Models you'll work with
Inmate — scraper/models.py. Fields: inmate_number, booking_number, last_name, first_name, middle_name, date_of_birth, sex, race, booking_date, projected_release_date, holder_status, photo_filename, charges: list[Charge], first_seen_utc, last_seen_utc. Note: full_name is a @property (joined + per-part 80-char cap, total cap 256), not a stored field.
Charge — orc_code, description, court_date, bond_type, bond_amount, disposition, common_pleas_case, municipal_case, other_case, comments.
Snapshot — schema_version: int = 1, generated_utc, inmate_count, inmates. A @model_validator (_check_snapshot_invariants) enforces inmate_count == len(inmates) and unique inmate_numbers on both read and write — any helper that constructs or mutates a Snapshot must keep these invariants intact.
Helpers you can build on
_parse_book_date(s) — parses M/D/YY or M/D/YYYY, rejects sentinel dates > 15 years old. Returns datetime | None.
_parse_bond_amount(s) — parses $25,000 → 25000. Returns int | None.
_charge_tier(c, offenses) — degree resolution: description suffix > ORC default > venue.
_primary_tier(inmate) — most-severe tier label for the corner badge.
_primary_degree(inmate) — F1/F2/.../MM picker.
_days_in_custody(inmate) — filtered for sentinel dates.
_offense_for_code(code) (web/classify.py) — the dispatcher between _OFFENSE_CATEGORY (fine, per-code) and _CHAPTER_LABEL (coarse, per-chapter); returns {label, cls} or None.
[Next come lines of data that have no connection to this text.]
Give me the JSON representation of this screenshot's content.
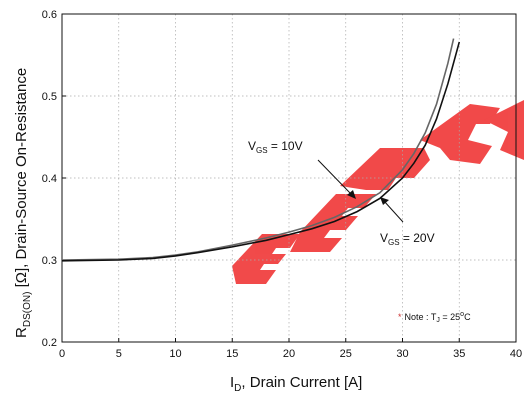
{
  "chart_data": {
    "type": "line",
    "title": "",
    "xlabel": "I_D, Drain Current [A]",
    "ylabel": "R_DS(ON) [Ω], Drain-Source On-Resistance",
    "xlim": [
      0,
      40
    ],
    "ylim": [
      0.2,
      0.6
    ],
    "xticks": [
      "0",
      "5",
      "10",
      "15",
      "20",
      "25",
      "30",
      "35",
      "40"
    ],
    "yticks": [
      "0.2",
      "0.3",
      "0.4",
      "0.5",
      "0.6"
    ],
    "grid": "dotted",
    "series": [
      {
        "name": "V_GS = 10V",
        "color": "#666666",
        "x": [
          0,
          5,
          8,
          10,
          12,
          15,
          18,
          20,
          22,
          24,
          26,
          28,
          30,
          31,
          32,
          33,
          34,
          34.5
        ],
        "y": [
          0.3,
          0.301,
          0.303,
          0.306,
          0.31,
          0.318,
          0.327,
          0.334,
          0.342,
          0.352,
          0.365,
          0.382,
          0.41,
          0.43,
          0.455,
          0.49,
          0.54,
          0.57
        ]
      },
      {
        "name": "V_GS = 20V",
        "color": "#111111",
        "x": [
          0,
          5,
          8,
          10,
          12,
          15,
          18,
          20,
          22,
          24,
          26,
          28,
          30,
          31,
          32,
          33,
          34,
          35
        ],
        "y": [
          0.299,
          0.3,
          0.302,
          0.305,
          0.309,
          0.316,
          0.324,
          0.331,
          0.338,
          0.347,
          0.359,
          0.375,
          0.4,
          0.418,
          0.44,
          0.472,
          0.515,
          0.566
        ]
      }
    ],
    "annotations": {
      "vgs10": {
        "prefix": "V",
        "sub": "GS",
        "suffix": " = 10V",
        "x": 25.8,
        "y": 0.392
      },
      "vgs20": {
        "prefix": "V",
        "sub": "GS",
        "suffix": " = 20V",
        "x": 27.6,
        "y": 0.372
      },
      "note": {
        "star": "*",
        "text": "Note : T",
        "sub": "J",
        "eq": " = 25",
        "sup": "o",
        "unit": "C"
      }
    },
    "watermark": "EEPW"
  }
}
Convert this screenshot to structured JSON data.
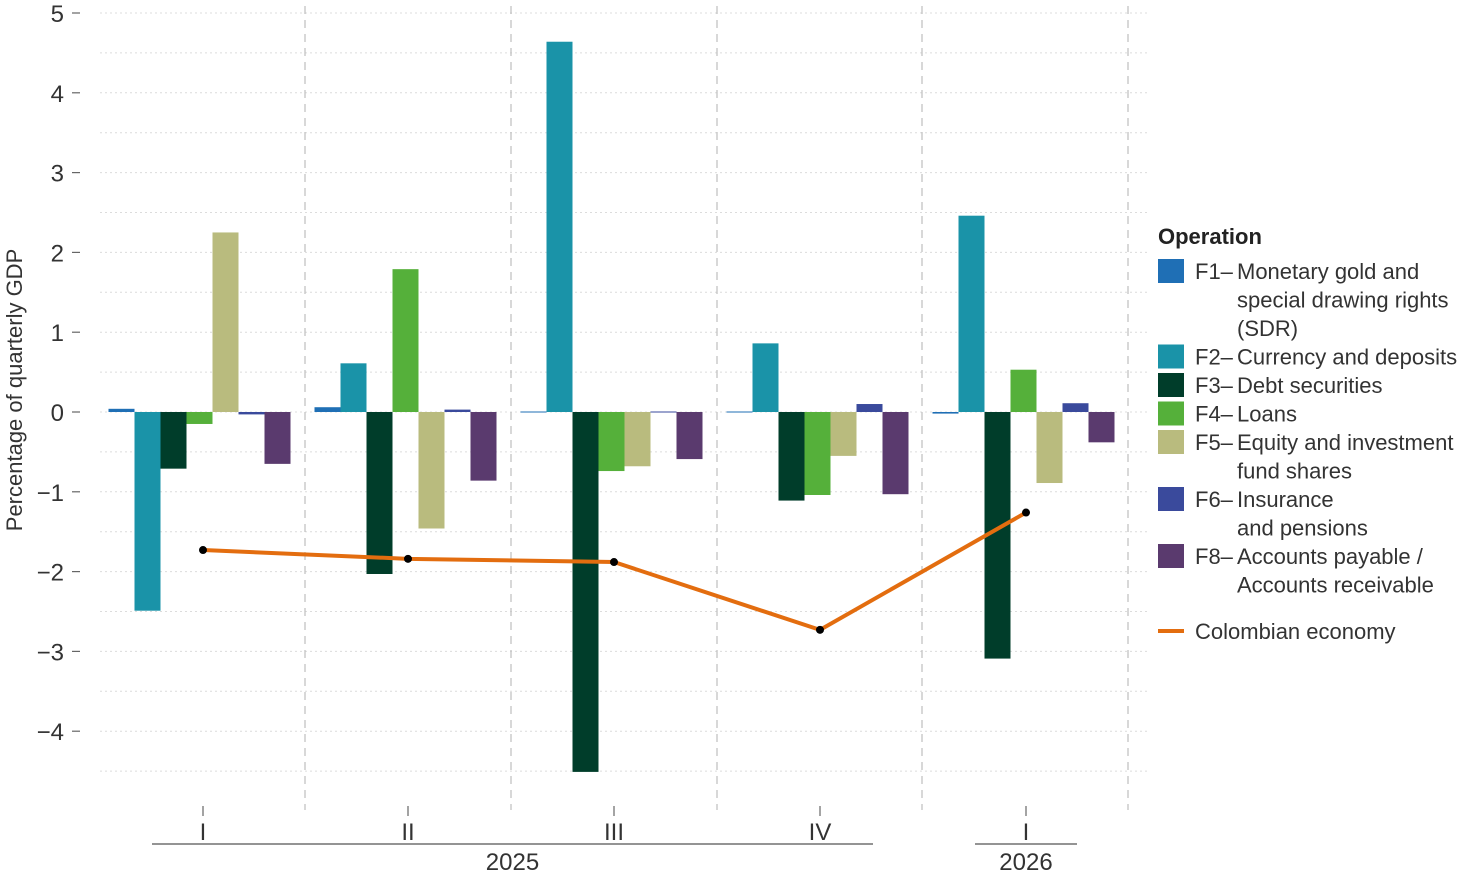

Use this rather than reaching into either map directly.
Currently registered env.globals
Before writing a new helper, check whether one of these already covers the need (search env.globals[ in web/build.py):
- Charge/offense lookup:
primary_charge, primary_chapter, charge_tier, tier_max, tier_ladder, tier_counts, bond_by_tier, charges_by_chapter, crimes_of_month, orc_freq, orc_title, codes_ohio_url, card_tip.
- Inmate display/derivation:
primary_tier, primary_degree, avatar_initials, card_data, expand_race, expand_sex, approx_age, booking_seq, next_court_date, case_numbers, charge_status_summary, bond_total, days_in_custody, bond_context.
- Snapshot-level:
recent_booked_inmates, inmates_by_id, all_chapters, all_inmates_total, similar_by_statute, related_inmates, timeline_markers, display_date.
- Site/template plumbing (not Python helpers, but live in the same registration block — don't reinvent):
base_url, site_url, css_version, giscus, cck_name_search, cck_case_summary.
Snapshot-shape helpers feeding the above (call these when composing your own): _recent_booked_inmates (web/shape.py), _orc_frequency (web/classify.py), _group_by_month (web/shape.py), _short_month_label (web/classify.py).
Static maps
_DEGREE_RE — matches F1 … MM suffix in a description.
_CHAPTER_LABEL — coarse fallback (Ch. 2903 → "offense against persons").
_OFFENSE_CATEGORY — fine-grained per-code label + chapter color class.
_CLS_RANK — chapter color severity rank for picking a primary.
When adding a new ORC code's category, edit _OFFENSE_CATEGORY, not the chapter map — the chapter map is intentionally coarse.
Anti-patterns
- Hardcoding paths — use
Path("data/...").
- Mutating
Snapshot.inmates — treat as read-only.
- Forgetting to handle
None from _parse_book_date — sentinel dates return None by design.
- Inline
re.search for bond amounts — call _parse_bond_amount for consistency.
Verify
JCSTREAM_SITE_BASE_URL="" JCSTREAM_CNAME="www.aretheyinjail.com" python -m web.build
python -m pytest -q
For a non-trivial helper, also add a unit test (hand off to jcstream-test-author).